The United States has about fifty lawyers for every judge (1,400,000 lawyers and about 28,000 judges including magistrates and federal administrative law judges), while Europe has about one and a half lawyers for every judge (somewhat more than a million lawyer and about 700,000 judges), using a broad definition of lawyer that includes, for example, legally trained notaries.
If you consider U.S. jurors and European "lay judges" (on a full time equivalent basis), then in the U.S., you have about twenty-five lawyers for every FTE judge or juror, while Europe has perhaps one lawyer per judge.
The U.S. also has proportionately far fewer appellate court judges relative to the share of its judges that preside in trial courts, than in Europe.

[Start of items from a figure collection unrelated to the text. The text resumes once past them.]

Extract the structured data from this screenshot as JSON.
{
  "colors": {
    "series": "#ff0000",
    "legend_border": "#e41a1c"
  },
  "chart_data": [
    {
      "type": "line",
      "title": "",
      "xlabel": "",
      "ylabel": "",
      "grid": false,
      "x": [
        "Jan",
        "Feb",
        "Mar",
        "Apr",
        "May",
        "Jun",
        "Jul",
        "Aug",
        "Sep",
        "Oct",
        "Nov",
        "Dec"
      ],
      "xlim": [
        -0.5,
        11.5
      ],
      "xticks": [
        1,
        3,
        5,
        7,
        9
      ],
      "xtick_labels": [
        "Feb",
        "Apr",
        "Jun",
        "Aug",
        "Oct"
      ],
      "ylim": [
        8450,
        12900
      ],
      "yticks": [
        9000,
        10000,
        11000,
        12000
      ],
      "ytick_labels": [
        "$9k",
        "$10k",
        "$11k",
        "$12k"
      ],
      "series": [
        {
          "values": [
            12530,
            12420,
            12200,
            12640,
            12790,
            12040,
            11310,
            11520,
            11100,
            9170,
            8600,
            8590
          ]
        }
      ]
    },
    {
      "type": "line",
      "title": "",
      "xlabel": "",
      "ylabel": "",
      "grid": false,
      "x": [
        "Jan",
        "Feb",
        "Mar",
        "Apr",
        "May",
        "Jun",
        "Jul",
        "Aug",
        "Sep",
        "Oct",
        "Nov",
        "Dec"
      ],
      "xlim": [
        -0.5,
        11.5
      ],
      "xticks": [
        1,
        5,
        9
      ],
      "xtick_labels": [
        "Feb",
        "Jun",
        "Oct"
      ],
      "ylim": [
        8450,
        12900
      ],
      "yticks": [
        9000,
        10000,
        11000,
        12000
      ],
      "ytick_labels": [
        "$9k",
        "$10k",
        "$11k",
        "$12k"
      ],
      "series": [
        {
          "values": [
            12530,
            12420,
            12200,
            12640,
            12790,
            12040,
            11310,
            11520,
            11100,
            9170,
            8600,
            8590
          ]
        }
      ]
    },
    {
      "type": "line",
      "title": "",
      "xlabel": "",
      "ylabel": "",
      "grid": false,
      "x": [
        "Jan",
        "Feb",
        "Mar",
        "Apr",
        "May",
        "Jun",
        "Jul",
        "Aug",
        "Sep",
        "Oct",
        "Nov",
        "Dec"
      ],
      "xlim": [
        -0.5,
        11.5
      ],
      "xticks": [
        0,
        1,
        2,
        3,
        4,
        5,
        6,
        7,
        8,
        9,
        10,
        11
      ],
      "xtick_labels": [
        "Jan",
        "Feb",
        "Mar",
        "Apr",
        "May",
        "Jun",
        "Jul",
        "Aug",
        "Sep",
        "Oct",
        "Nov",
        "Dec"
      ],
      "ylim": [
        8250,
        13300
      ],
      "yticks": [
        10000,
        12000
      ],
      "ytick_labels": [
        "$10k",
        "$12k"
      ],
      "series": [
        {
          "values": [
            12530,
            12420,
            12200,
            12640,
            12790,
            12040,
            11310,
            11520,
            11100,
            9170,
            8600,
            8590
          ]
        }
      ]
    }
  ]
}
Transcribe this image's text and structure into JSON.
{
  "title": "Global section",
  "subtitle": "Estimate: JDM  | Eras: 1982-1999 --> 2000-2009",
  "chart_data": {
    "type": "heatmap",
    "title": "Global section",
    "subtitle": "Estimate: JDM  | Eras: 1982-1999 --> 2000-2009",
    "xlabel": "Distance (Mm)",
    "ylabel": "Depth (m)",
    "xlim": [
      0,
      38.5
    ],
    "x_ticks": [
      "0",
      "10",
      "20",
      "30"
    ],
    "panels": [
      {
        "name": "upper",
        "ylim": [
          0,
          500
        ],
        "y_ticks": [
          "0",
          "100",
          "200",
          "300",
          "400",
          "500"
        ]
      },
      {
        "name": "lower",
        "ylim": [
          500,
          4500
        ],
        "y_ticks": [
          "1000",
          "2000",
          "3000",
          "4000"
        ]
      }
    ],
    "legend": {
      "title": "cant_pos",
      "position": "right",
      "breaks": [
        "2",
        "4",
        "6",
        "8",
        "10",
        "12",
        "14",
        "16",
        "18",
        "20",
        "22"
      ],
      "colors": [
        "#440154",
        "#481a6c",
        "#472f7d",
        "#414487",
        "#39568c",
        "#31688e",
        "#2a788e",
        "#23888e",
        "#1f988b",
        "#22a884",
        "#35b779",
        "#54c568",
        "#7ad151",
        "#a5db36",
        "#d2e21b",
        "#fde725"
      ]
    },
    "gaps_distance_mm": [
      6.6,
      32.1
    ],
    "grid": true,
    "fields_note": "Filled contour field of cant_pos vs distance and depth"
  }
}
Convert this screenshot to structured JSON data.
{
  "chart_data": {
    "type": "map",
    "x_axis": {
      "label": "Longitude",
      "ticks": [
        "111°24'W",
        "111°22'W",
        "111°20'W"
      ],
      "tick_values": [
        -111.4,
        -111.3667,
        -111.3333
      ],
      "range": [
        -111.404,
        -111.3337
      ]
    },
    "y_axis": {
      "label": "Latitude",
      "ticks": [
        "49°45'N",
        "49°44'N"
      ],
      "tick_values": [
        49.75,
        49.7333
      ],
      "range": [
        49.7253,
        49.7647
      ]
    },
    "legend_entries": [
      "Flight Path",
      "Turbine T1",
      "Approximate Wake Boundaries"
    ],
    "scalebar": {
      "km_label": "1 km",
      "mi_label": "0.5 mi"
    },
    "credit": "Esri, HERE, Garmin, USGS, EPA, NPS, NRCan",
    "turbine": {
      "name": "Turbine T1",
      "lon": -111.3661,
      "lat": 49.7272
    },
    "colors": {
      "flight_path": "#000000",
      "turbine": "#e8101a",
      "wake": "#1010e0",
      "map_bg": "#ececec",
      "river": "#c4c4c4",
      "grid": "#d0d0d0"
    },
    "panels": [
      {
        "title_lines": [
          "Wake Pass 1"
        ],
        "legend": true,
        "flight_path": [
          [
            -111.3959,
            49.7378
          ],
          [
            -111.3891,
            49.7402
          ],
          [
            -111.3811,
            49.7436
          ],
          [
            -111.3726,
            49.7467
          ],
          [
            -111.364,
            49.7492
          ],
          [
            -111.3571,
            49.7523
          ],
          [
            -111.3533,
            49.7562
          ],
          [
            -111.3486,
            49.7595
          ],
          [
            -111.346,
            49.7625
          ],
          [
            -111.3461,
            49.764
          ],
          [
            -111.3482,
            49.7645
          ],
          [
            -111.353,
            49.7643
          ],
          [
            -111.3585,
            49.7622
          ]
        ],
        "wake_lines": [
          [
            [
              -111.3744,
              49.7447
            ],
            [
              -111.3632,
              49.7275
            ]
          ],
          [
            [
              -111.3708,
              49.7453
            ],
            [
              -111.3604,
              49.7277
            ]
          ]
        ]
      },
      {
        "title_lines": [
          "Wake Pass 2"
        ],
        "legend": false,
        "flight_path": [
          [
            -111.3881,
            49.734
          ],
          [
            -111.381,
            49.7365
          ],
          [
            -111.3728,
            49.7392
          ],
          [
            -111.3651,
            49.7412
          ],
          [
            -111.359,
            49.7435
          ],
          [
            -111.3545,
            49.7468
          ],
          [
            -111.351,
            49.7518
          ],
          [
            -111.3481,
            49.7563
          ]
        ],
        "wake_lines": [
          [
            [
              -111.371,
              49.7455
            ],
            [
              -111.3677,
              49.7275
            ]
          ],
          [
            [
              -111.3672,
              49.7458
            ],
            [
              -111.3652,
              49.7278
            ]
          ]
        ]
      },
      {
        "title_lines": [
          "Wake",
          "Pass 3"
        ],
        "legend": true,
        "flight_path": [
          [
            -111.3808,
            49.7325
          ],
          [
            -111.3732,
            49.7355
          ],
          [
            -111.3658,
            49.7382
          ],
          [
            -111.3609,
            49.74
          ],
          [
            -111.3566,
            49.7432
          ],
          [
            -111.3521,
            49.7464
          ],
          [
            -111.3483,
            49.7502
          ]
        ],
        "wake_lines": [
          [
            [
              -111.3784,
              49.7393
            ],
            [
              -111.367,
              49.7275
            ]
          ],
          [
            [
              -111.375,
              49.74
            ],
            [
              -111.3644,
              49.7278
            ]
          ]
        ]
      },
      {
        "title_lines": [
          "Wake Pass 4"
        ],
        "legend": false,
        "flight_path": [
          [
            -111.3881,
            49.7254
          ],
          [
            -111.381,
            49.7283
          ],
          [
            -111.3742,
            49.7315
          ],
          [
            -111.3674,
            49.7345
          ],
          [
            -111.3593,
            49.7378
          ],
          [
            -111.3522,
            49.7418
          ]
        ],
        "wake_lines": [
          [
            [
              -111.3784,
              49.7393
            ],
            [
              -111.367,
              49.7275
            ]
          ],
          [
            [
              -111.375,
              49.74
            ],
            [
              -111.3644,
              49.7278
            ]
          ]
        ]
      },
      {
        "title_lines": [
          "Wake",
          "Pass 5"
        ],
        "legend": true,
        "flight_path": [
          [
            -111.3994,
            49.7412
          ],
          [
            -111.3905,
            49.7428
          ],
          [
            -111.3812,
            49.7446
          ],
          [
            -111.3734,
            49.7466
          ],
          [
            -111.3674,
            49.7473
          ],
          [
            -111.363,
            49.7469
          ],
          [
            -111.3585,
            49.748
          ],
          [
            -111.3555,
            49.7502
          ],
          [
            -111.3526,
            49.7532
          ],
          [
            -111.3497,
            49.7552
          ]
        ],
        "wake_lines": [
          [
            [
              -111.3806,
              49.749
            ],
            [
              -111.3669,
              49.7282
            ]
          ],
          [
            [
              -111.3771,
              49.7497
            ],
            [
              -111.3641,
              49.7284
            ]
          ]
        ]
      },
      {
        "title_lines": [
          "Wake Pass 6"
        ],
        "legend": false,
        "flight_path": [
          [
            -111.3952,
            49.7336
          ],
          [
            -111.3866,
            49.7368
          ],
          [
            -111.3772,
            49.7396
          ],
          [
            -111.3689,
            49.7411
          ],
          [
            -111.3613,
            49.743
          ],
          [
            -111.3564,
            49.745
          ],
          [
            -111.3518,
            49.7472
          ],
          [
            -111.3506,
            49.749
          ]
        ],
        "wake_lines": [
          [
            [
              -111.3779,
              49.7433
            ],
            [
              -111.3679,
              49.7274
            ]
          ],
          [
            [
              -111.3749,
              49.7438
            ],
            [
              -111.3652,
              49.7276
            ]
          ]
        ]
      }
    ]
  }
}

The small number of judges also applies on a per capita basis. The U.S. has a population of 333 million, giving it one judge per 11,893 people (excluding jurors), while Europe has a population of 448 million, giving it one judge per 640 people (excluding U.K. jurors and lay judges), meaning that the U.S. has more than 18 times fewer judges per capita.
The combined number of lawyers and judges in the U.S. per capita is about 233 per thousand people. The combined number of lawyers and judges in Europe per capita is about 249 per thousand people. So, the overall personnel demands of the legal systems in the U.S. and Europe are similar, but the U.S. system has a much higher proportion of private lawyers, while Europe has a much higher proportion of judges.
Legal systems elsewhere in the world are mostly civil law systems rather than common law systems (e.g. Latin America, Southeast Asia, East Asia, and much of Africa) that are structurally much more similar to Europe than to the U.S.
(First blogged on September 7, 2012, with mild reanalysis and summarization in this post.)